★★★★ ☆
La satire slapstick de Kote Mikaberidze de 1929, ma grand-mère, est un brillant morceau de cinéma géorgien soviétique toujours pertinent aujourd’hui.
Mikaberidze Ma grand-mère (Chemi Bebia) est l’un des films les plus audacieux et les plus ludiques à émerger du cinéma soviétique précoce – un joyau anarchique créé à l’origine comme une critique de la bureaucratie soviétique. En fin de compte, il s’est avéré trop satirique et trop «formaliste» pour le goût du Parti communiste et a été rapidement mis de côté pendant les quarante prochaines années.
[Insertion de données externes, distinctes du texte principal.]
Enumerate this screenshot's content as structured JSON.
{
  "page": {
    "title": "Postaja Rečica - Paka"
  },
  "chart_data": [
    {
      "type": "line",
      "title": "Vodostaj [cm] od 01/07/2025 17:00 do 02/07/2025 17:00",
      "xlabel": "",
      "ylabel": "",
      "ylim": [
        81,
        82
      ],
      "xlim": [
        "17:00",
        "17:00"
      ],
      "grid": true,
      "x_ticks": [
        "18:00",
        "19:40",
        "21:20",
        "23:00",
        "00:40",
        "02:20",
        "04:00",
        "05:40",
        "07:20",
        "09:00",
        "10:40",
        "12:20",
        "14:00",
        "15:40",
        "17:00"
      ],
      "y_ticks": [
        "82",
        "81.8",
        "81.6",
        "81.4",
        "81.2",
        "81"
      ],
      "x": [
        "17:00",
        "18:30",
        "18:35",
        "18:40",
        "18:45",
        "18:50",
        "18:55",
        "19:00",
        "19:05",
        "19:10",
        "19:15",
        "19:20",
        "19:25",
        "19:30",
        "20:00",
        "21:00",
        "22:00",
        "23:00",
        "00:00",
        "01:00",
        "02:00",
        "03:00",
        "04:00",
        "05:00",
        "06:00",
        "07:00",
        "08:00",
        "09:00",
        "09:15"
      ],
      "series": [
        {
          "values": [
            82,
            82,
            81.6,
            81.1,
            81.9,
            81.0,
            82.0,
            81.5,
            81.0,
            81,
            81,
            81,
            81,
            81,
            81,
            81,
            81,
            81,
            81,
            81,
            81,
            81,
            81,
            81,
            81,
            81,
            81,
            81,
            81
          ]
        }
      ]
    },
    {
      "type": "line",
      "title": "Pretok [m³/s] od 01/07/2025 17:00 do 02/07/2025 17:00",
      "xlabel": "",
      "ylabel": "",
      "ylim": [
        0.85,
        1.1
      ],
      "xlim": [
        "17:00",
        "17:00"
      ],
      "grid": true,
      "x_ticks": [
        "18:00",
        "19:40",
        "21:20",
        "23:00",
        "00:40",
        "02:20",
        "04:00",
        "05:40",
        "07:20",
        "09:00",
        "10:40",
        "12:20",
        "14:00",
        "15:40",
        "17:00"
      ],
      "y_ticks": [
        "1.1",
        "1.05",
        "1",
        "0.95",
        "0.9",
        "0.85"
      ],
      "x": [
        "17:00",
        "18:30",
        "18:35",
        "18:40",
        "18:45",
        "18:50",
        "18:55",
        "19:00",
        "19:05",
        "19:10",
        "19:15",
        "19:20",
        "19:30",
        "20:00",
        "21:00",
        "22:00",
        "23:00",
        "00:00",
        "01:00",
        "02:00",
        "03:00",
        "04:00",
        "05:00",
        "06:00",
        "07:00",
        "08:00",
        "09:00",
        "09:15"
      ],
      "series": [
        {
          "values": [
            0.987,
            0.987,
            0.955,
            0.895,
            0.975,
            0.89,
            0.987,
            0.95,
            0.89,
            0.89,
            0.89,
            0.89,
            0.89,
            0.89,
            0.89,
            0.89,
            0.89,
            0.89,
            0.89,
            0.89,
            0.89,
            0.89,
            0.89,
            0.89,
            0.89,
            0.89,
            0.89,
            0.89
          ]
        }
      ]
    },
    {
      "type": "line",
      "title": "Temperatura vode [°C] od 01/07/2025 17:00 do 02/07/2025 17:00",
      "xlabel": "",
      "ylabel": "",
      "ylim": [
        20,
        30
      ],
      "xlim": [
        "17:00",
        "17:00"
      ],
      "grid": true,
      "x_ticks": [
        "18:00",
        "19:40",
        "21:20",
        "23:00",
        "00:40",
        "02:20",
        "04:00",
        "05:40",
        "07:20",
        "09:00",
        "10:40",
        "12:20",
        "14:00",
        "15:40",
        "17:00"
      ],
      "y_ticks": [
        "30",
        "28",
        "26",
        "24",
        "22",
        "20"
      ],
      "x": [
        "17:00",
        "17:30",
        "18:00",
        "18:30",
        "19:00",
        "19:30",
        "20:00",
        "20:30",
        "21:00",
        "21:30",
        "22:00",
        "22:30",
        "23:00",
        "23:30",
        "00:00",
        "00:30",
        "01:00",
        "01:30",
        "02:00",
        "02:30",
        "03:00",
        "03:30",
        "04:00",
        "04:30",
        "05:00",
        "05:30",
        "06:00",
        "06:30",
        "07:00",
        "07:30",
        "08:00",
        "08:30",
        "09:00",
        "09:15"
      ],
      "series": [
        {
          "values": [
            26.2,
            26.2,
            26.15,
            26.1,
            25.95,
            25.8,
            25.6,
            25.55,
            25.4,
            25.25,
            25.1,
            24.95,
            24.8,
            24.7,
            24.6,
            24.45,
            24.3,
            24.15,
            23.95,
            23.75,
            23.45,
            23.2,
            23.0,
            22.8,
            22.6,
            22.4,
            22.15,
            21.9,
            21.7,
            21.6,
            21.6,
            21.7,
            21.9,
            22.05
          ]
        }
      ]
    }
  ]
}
La première partie du film dépeint la routine quotidienne d’un travailleur de bureau soviétique: poussée de papier, ralenti et course en rond à travers un labyrinthe bureaucratique sans fin. Une décision d’accorder les travailleurs 50 (environ 485 $ en argent d’aujourd’hui) pour poursuivre une tâche importante se déroule pendant des semaines en raison de bureaucrates grotesques de type Puppet. Cette séquence rappelle inévitablement une autre vision satirique de la bureaucratie soviétique, l’Eldar Shegelaia Blue Mountains, ou une histoire incroyable (1983), qui montre que les procédures et les inefficacités sans fin Mikaberidze se moquaient si fortement n’avaient pas disparu même un demi-siècle plus tard.
La deuxième partie du film suit une intrigue trompeusement simple: un bureaucrate incompétent et paresseux est licencié après qu’une caricature se moque de son oisiveté apparaît dans un journal. Craignant la colère de sa femme, il cherche désespérément une «grand-mère» – un puissant patron dont la recommandation lui obtiendra un autre emploi. Cette recherche devient une métaphore de l’ensemble du système soviétique, où les connexions, le favoritisme et les hiérarchies absurdes l’emportent constamment sur le mérite ou l’effort.
Mikaberidze utilise le ralenti, l’animation et le montage frénétique, tous associés à des conceptions de jeu frappantes d’Irakli Gamrekeli, pour créer un film de puissance visuelle inoubliable. Plusieurs scènes se démarquent: la femme rentre chez elle avec une brassée de parcelles avant de se lancer dans une danse frénétique et vertigineuse si intense qu’elle ne remarque pas le suicide de son mari; ou le commentaire subtil sur le consumérisme lorsqu’elle compile plus tard une longue liste de courses de futurs achats.
Après l’interdiction de ses débuts, le réalisateur devenu acteur Mikaberidze a ensuite travaillé sur des dizaines de projets plus «acceptables». Pourtant, presque un siècle plus tard, c’est ce chef-d’œuvre autrefois soutenu qui se souvient et à juste titre célébré comme l’un des grands films d’avant-garde du 20e siècle.
Détails du film: Ma grand-mère (1929), réalisé par Kote Mikaberidze. Le film était dépisté au Festival du film géorgien de Londres 2025 le 2 octobre, avec une bande originale en direct de John Sweeney. Il est également disponible pour surveiller Klassiki.